Klar ist auch: Weder Instrumente wie das Notenbankprogramm TPI, das der EZB ermöglicht, gezielt und unbegrenzt Staatsanleihen einzelner Euro-Länder aufzukaufen, um die Kreditzinsen dieser Staatsanleihen zu senken, noch eine gemeinsame Schuldenaufnahme im Stile des Wiederaufbaufonds „NextGenerationEU“, lösen die Haushalts- und Wachstumsprobleme. Sie verschleiern sie nur und sorgen so für eine Verschleppung notwendiger Reformen. Die Rechnung für diese Politik folgt unweigerlich. Die jahrelange Nullzinspolitik wird nicht nur durch hohe Inflation und massive Bilanzverluste der Zentralbanken bezahlt, sondern sie ist auch eine – viel zu wenig beachtete – Ursache dafür, dass das deutsche Produktivitätswachstum auf ein historisches Tief gefallen ist. Während die harte D-Mark die deutschen Unternehmen zwang, ihre Effizienz und Wettbewerbsfähigkeit beständig durch Innovationen zu steigern, um im internationalen Wettbewerb bestehen zu können, machten die Negativzinsen und der Ankauf von Unternehmensanleihen träge. 

Ähnlich fragwürdig fallen die Ergebnisse der gemeinsamen EU-Schulden aus. Der „NextGenerationEU“-Wiederaufbaufonds sollte eine einmalige Übung bleiben, um die Folgen der Corona-Pandemie abzufedern. Doch mit den Programmen  „Catalyst" und „Krisenmechanismus“  stehen nun potentielle Nachfolger in den Planungen für den mehrjährigen Finanzrahmen 2028 bis 2034. Dabei sind die bisherigen Erfahrungen der Gemeinschaftsschulden alles andere als überzeugend. Der Europäische Rechnungshof testiert dem milliardenschweren „NextGenerationEU"-Programm, dass es bisher kaum wirtschaftliche Impulse liefert und die länderspezifischen Reformen nur zu einem winzigen Bruchteil in Angriff genommen werden. Für die kommenden Jahre dürfte die zweifelhafte und wenig zielorientierte Verwendung noch weiter zunehmen, denn sie erfolgt unter erheblichem Zeitdruck. Bis zum Auslaufen der Kredite 2026 müssen noch hunderte Milliarden Euro verausgabt werden. 

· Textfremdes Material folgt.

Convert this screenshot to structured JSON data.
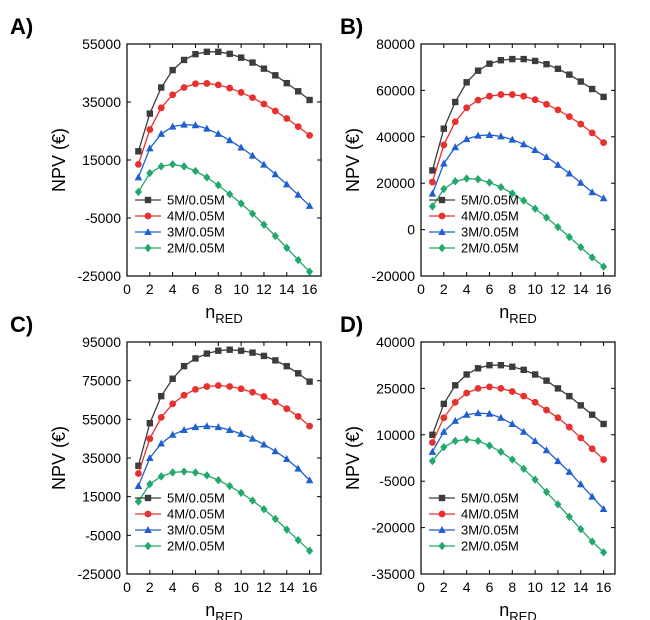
{
  "figure": {
    "panels": [
      "A)",
      "B)",
      "C)",
      "D)"
    ]
  },
  "chart_data": [
    {
      "panel": "A)",
      "type": "line",
      "xlabel": "n",
      "xlabel_sub": "RED",
      "ylabel": "NPV (€)",
      "xlim": [
        0,
        17
      ],
      "ylim": [
        -25000,
        55000
      ],
      "x_ticks": [
        0,
        2,
        4,
        6,
        8,
        10,
        12,
        14,
        16
      ],
      "y_ticks": [
        -25000,
        -5000,
        15000,
        35000,
        55000
      ],
      "legend": "bottom-left",
      "x": [
        1,
        2,
        3,
        4,
        5,
        6,
        7,
        8,
        9,
        10,
        11,
        12,
        13,
        14,
        15,
        16
      ],
      "series": [
        {
          "name": "5M/0.05M",
          "color": "#3c3c3c",
          "marker": "square",
          "values": [
            18000,
            31000,
            40000,
            46000,
            49500,
            51500,
            52300,
            52300,
            51600,
            50300,
            48600,
            46500,
            44200,
            41500,
            38700,
            35700
          ]
        },
        {
          "name": "4M/0.05M",
          "color": "#e8302f",
          "marker": "circle",
          "values": [
            13500,
            25500,
            33000,
            37500,
            40000,
            41300,
            41400,
            40900,
            39800,
            38300,
            36500,
            34300,
            31900,
            29300,
            26500,
            23500
          ]
        },
        {
          "name": "3M/0.05M",
          "color": "#1f5fd0",
          "marker": "triangle",
          "values": [
            9000,
            19000,
            24000,
            26500,
            27200,
            27000,
            25800,
            24000,
            21800,
            19300,
            16500,
            13400,
            10100,
            6600,
            3000,
            -800
          ]
        },
        {
          "name": "2M/0.05M",
          "color": "#22a86b",
          "marker": "diamond",
          "values": [
            4000,
            10500,
            12800,
            13500,
            12800,
            11200,
            9000,
            6300,
            3200,
            0,
            -3500,
            -7300,
            -11200,
            -15300,
            -19500,
            -23500
          ]
        }
      ]
    },
    {
      "panel": "B)",
      "type": "line",
      "xlabel": "n",
      "xlabel_sub": "RED",
      "ylabel": "NPV (€)",
      "xlim": [
        0,
        17
      ],
      "ylim": [
        -20000,
        80000
      ],
      "x_ticks": [
        0,
        2,
        4,
        6,
        8,
        10,
        12,
        14,
        16
      ],
      "y_ticks": [
        -20000,
        0,
        20000,
        40000,
        60000,
        80000
      ],
      "legend": "bottom-left",
      "x": [
        1,
        2,
        3,
        4,
        5,
        6,
        7,
        8,
        9,
        10,
        11,
        12,
        13,
        14,
        15,
        16
      ],
      "series": [
        {
          "name": "5M/0.05M",
          "color": "#3c3c3c",
          "marker": "square",
          "values": [
            25500,
            43500,
            55000,
            63500,
            68500,
            71500,
            73000,
            73500,
            73500,
            72700,
            71300,
            69300,
            66800,
            63800,
            60600,
            57200
          ]
        },
        {
          "name": "4M/0.05M",
          "color": "#e8302f",
          "marker": "circle",
          "values": [
            20500,
            36500,
            46500,
            52500,
            55800,
            57500,
            58200,
            58200,
            57500,
            56000,
            54000,
            51600,
            48700,
            45500,
            41700,
            37500
          ]
        },
        {
          "name": "3M/0.05M",
          "color": "#1f5fd0",
          "marker": "triangle",
          "values": [
            15500,
            28500,
            35500,
            39000,
            40500,
            40800,
            40200,
            38800,
            36800,
            34300,
            31300,
            27900,
            24200,
            20200,
            16100,
            13500
          ]
        },
        {
          "name": "2M/0.05M",
          "color": "#22a86b",
          "marker": "diamond",
          "values": [
            10000,
            17500,
            20800,
            22000,
            21700,
            20300,
            18300,
            15600,
            12500,
            9000,
            5200,
            1100,
            -3200,
            -7600,
            -12000,
            -16000
          ]
        }
      ]
    },
    {
      "panel": "C)",
      "type": "line",
      "xlabel": "n",
      "xlabel_sub": "RED",
      "ylabel": "NPV (€)",
      "xlim": [
        0,
        17
      ],
      "ylim": [
        -25000,
        95000
      ],
      "x_ticks": [
        0,
        2,
        4,
        6,
        8,
        10,
        12,
        14,
        16
      ],
      "y_ticks": [
        -25000,
        -5000,
        15000,
        35000,
        55000,
        75000,
        95000
      ],
      "legend": "bottom-left",
      "x": [
        1,
        2,
        3,
        4,
        5,
        6,
        7,
        8,
        9,
        10,
        11,
        12,
        13,
        14,
        15,
        16
      ],
      "series": [
        {
          "name": "5M/0.05M",
          "color": "#3c3c3c",
          "marker": "square",
          "values": [
            31000,
            53000,
            67000,
            76000,
            82500,
            86500,
            89000,
            90500,
            91000,
            90500,
            89500,
            87800,
            85500,
            82500,
            78800,
            74500
          ]
        },
        {
          "name": "4M/0.05M",
          "color": "#e8302f",
          "marker": "circle",
          "values": [
            27000,
            45000,
            56000,
            63000,
            67500,
            70500,
            72000,
            72500,
            72000,
            70800,
            69000,
            66800,
            64000,
            60500,
            56500,
            51500
          ]
        },
        {
          "name": "3M/0.05M",
          "color": "#1f5fd0",
          "marker": "triangle",
          "values": [
            20500,
            35000,
            42500,
            47000,
            49500,
            51000,
            51500,
            51000,
            49500,
            47500,
            45000,
            42000,
            38500,
            34500,
            29500,
            23500
          ]
        },
        {
          "name": "2M/0.05M",
          "color": "#22a86b",
          "marker": "diamond",
          "values": [
            12500,
            21500,
            25500,
            27500,
            28000,
            27500,
            26000,
            23500,
            20500,
            17000,
            13000,
            8500,
            3500,
            -2000,
            -7500,
            -13000
          ]
        }
      ]
    },
    {
      "panel": "D)",
      "type": "line",
      "xlabel": "n",
      "xlabel_sub": "RED",
      "ylabel": "NPV (€)",
      "xlim": [
        0,
        17
      ],
      "ylim": [
        -35000,
        40000
      ],
      "x_ticks": [
        0,
        2,
        4,
        6,
        8,
        10,
        12,
        14,
        16
      ],
      "y_ticks": [
        -35000,
        -20000,
        -5000,
        10000,
        25000,
        40000
      ],
      "legend": "bottom-left",
      "x": [
        1,
        2,
        3,
        4,
        5,
        6,
        7,
        8,
        9,
        10,
        11,
        12,
        13,
        14,
        15,
        16
      ],
      "series": [
        {
          "name": "5M/0.05M",
          "color": "#3c3c3c",
          "marker": "square",
          "values": [
            10000,
            20000,
            26000,
            29500,
            31500,
            32500,
            32500,
            32000,
            31000,
            29500,
            27500,
            25000,
            22500,
            19500,
            16500,
            13500
          ]
        },
        {
          "name": "4M/0.05M",
          "color": "#e8302f",
          "marker": "circle",
          "values": [
            7500,
            15500,
            20500,
            23500,
            25000,
            25500,
            25000,
            24000,
            22500,
            20500,
            18000,
            15500,
            12500,
            9000,
            5500,
            2000
          ]
        },
        {
          "name": "3M/0.05M",
          "color": "#1f5fd0",
          "marker": "triangle",
          "values": [
            4500,
            11000,
            14500,
            16500,
            17000,
            16800,
            15500,
            13500,
            11000,
            8000,
            5000,
            1500,
            -2000,
            -6000,
            -10000,
            -14000
          ]
        },
        {
          "name": "2M/0.05M",
          "color": "#22a86b",
          "marker": "diamond",
          "values": [
            1500,
            6000,
            8000,
            8500,
            8000,
            6500,
            4500,
            2000,
            -1000,
            -4500,
            -8500,
            -12500,
            -16500,
            -20500,
            -24500,
            -28000
          ]
        }
      ]
    }
  ]
}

Vor dem Hintergrund dieser Zustandsbeschreibung und der ausgeprägten Wachstumsschwäche mag es momentan kühn klingen, aber es gibt keinen Grund, warum sich Europa in den nächsten Jahren nicht wieder zu einem führenden Zentrum für dynamisches Unternehmertum entwickeln könnte. Es hängt von den Weichenstellungen ab, die heute vorgenommen werden. Die Voraussetzungen sind allemal gegeben. 60 Prozent der weltweiten Hidden Champions sind in Europa zuhause - das steht für einen hochwertigen, produktiven und innovativen Kapitalstock. Der EU-Binnenmarkt ist eine Erfolgsgeschichte, die noch lange nicht auserzählt ist. Es gibt eine starke gemeinsame Wettbewerbspolitik. Und bei allen Studien, die die Lebensqualität von Städten untersuchen und Kategorien von politischer Stabilität über Umweltqualität bis Gesundheit, Bildung und Wohnen einbeziehen, dominieren europäische Städte weiterhin deutlich - hieraus ergibt sich eine ungebrochene Attraktivität für international tätige Unternehmen und deren Mitarbeiter.  

Es braucht nun einen marktwirtschaftlichen Aufbruch, bei dem Europa entschlossen auf Subsidiarität, Technologieoffenheit und Eigenverantwortung als Triebkräfte für Innovation und Wachstum setzt. Ein solcher Kurs mag derzeit noch wenig wahrscheinlich erscheinen. Doch Wirtschaftsnobelpreisträger Friedrich August von Hayek warnte stets davor, dass, wenn man sich nur auf das aktuell politisch möglich erscheinende konzentriert, das, was heute noch politisch machbar ist, morgen schon nicht mehr möglich sein wird. Es braucht deshalb Mut zu marktwirtschaftlichen Zielbildern und Visionen, wie ein freiheitliches und wirtschaftlich erfolgreiches Europa aussehen kann. In einem solchen Europa gewinnt die EU ihre Wettbewerbsfähigkeit nicht durch Umverteilung und defensiver Regulierungshaltung, sondern durch Stabilität, kreative Schaffenskraft und das konsequente Beseitigen von Hindernissen. Ein solcher Kurs würde Europa einen einzigartigen Vorteil gegenüber zentralisierten Systemen wie China oder einer zunehmend erratisch auftretenden USA  verschaffen.